Think of it—a lovingly etched social portrait, with background, of the British upper classes in the 1930s, and there isn’t a Unity Mitford or a “Chips” Channon or a Lord Halifax among the lot of them. It is, given Powell’s enormous acuity and fidelity, quite out of the question that this should be a mistake or an omission. Pro-Hitler opinions are indeed voiced, as are naive estimates of the German threat (the first volume of Dance was not published until well after the war). But these are put into the mouth of Kenneth Widmerpool, who is otherwise represented as a Stalin-worshiper, and of Jenkins’s Uncle Giles, elsewhere always referred to as “a bit of a radical” and as the family’s black sheep.

Yet Powell clearly has the capacity to summon history to his aid. The schoolboy Nicholas, for example, is visited by a military friend of his father’s on the day that the archduke and duchess are assassinated in Sarajevo. General Aylmer Conyers, an excellent and deceptively bufferish “friend of the family” figure, subjects him to a gruff senior-junior interrogation about the neighbors in the district, and their children:

“Fenwick in the Gloucesters?”
“Yes, I think so—the regiment that wears a badge at the back of their cap.”
“And Mary Barber’s father?”
“He’s in the Queen’s. Richard Vaughan’s is in the ‘Twenty-Fourth’—the South Wales Borderers.”
“What about the father of the Westmacott twins?”
“A Gunner.”
“What sort of a Gunner?”
“Field, but Thomas and Henry Westmacott say their father is going to get his ‘jacket’ soon, so he may be Royal Horse Artillery by now.”
“An exceedingly well-informed report,” said the General. “You have given yourself the trouble to go into matters thoroughly, I see.”

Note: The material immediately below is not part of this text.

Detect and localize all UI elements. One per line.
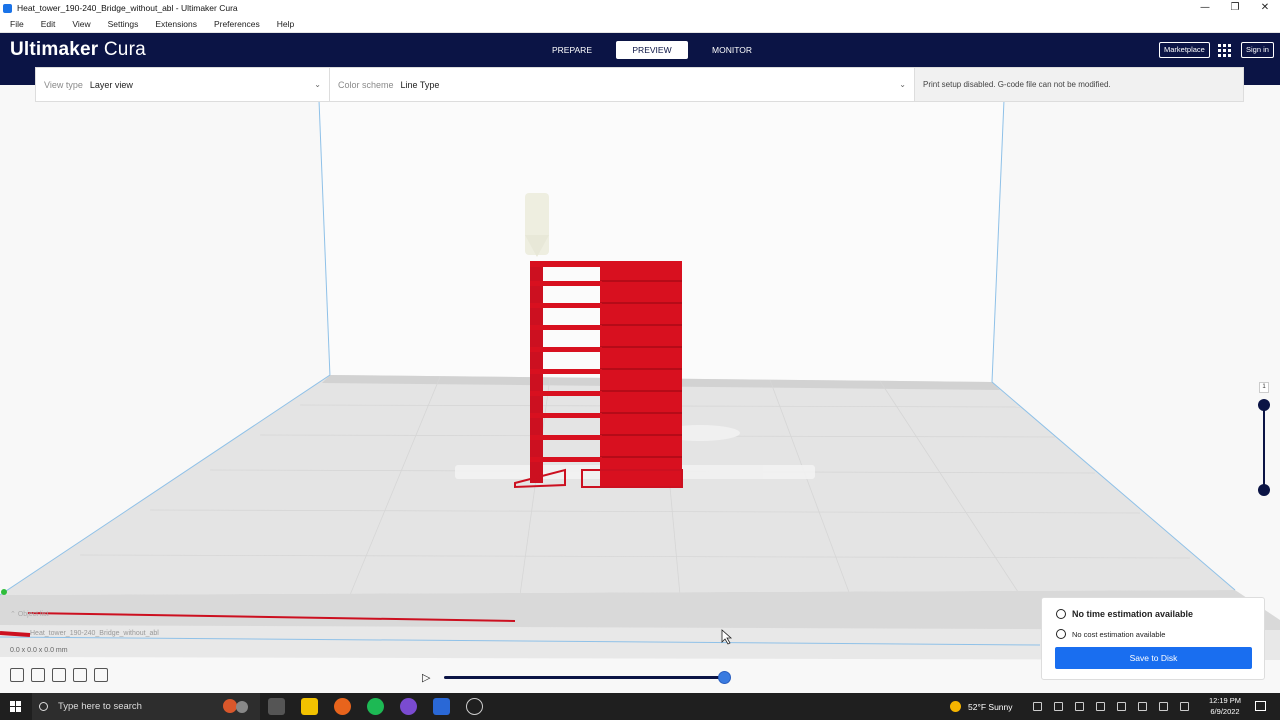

A few pages later, Jenkins is looking back on the war and reports, almost as tersely as a Powell Jazz Age character: “The Fenwicks’ father was killed; Mary Barber’s father was killed; Richard Vaughan’s father was killed; the Westmacott twins’ father was killed.” In other equally brusque asides, we learn that Jenkins’s uncle was also killed on the Western Front, and his father wounded in Mesopotamia. The master of the longueur knows, in other words, how to be curt when the need arises. A similarly potent sentence occurs five novels later, in Temporary Kings, when Jenkins leaves the bedside of Hugh Moreland—after Stringham, his most endearing friend—and records: “That morning was the last time I saw Moreland. It was also the last time I had, with anyone, the sort of talk we used to have together.” This is the melancholy of change and decay but it is derived, very substantially, from the associated decline in the fortunes and indeed the values of England.